Already the long distance operator Virgin Trains has had to similarly resign itself to replacing ownership with removal of the Branson branding almost overnight on its leased rolling stock.Whether this leads to a renationalised network with the public interest coming before corporate dividends remains to be seen - but its a fulsome step in the right direction.
Just a few weeks now before the diggers and demolition people move on to the site of the original North Station to begin the task of levelling the awful concrete bunker which replaced the iron and steel arch of the original Talbot Road Station during the 1960s. Few tears will be shed when this depressing edifice housing the Wilko business and little used multi level car park is finally brought down. The overlong redevelopment of Talbot Gateway complete with new hotel, offices and access ramp connecting the new Talbot Road tram terminus within to the lower level of Blackpool North's 1930s excursion platforms will come as a big relief.

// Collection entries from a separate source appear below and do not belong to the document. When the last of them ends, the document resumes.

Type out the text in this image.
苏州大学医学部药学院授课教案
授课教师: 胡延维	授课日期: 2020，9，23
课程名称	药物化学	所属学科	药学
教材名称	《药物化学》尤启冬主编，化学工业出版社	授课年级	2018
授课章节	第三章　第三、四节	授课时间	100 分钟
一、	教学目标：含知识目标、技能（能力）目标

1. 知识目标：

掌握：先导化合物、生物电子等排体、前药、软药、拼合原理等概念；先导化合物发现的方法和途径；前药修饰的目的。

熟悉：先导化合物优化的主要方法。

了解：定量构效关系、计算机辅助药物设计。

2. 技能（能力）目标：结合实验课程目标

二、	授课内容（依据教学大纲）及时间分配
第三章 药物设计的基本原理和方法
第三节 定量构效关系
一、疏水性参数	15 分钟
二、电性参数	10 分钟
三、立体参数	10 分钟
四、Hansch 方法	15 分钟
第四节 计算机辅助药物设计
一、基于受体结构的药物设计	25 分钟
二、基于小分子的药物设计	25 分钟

Even more silver linings beckon from the misery of a worldwide virus emanating from China (yet again) with its disgusting need to consume wild animal species from open markets. The impact on global travel is both immediate and evident as organisers of major events and conferences cancel long planned venues - and the holiday travel industry faces a dramatic turndown in tourism and foreign travel. British resorts and regions providing safer and simpler options (as well as less expensive) stand to gain immensely in 2020. Blackpool's new hotels going up along the seafront and town centre being notable beneficiaries. However there is also need for new quality year round all age leisure attractions immune to the weather - beyond the honky tonk slot machines and fish and chip outlets still dominating the town's staple offer. Quality restaurants remain a further need in the town centre augmenting the few upper echelon premises - mostly hard to find.
Global warming and rising sea levels place the Fylde coastline under threat now and in coming decades. Whilst the resort has had serious investment in its sea defences over recent years - there have to be questions over whether this will be enough to avoid coastal flooding on a large scale in the medium term. The siting of the town's only tram depot almost on top of the sea wall being a particularly troublesome issue. - Providing a secondary site less exposed to flooding must feature in strategic planning for the decades ahead and well away from the seafront. In the 1920s Fleetwood and Rossall were inundated by the sea with the tramroad's track being washed out in several places. The Fylde coast has form when it comes to flooding (and this is before anyone had heard of global warming). The Lytham St Annes tram service along the seafront up to 1937 was forever bedevilled by blown sand in high winds - needing constant clearance (manually) for much of its existence. Now pity the poor householders living in the latest blitz of development along Clifton Drive North - this award winning inspirational estate caught between an airport runway, railway line, trunk road and sandhills leading down on to incoming tides from the Irish Sea.
Blackpool floods in the 1920s - on Central Drive. Number 45 carefully inches its way across the junction with Rigby Road on its way to Waterloo Road from Central Station. A depot manager accompanies the tram to ensure it maintains a very slow speed through the flooded area.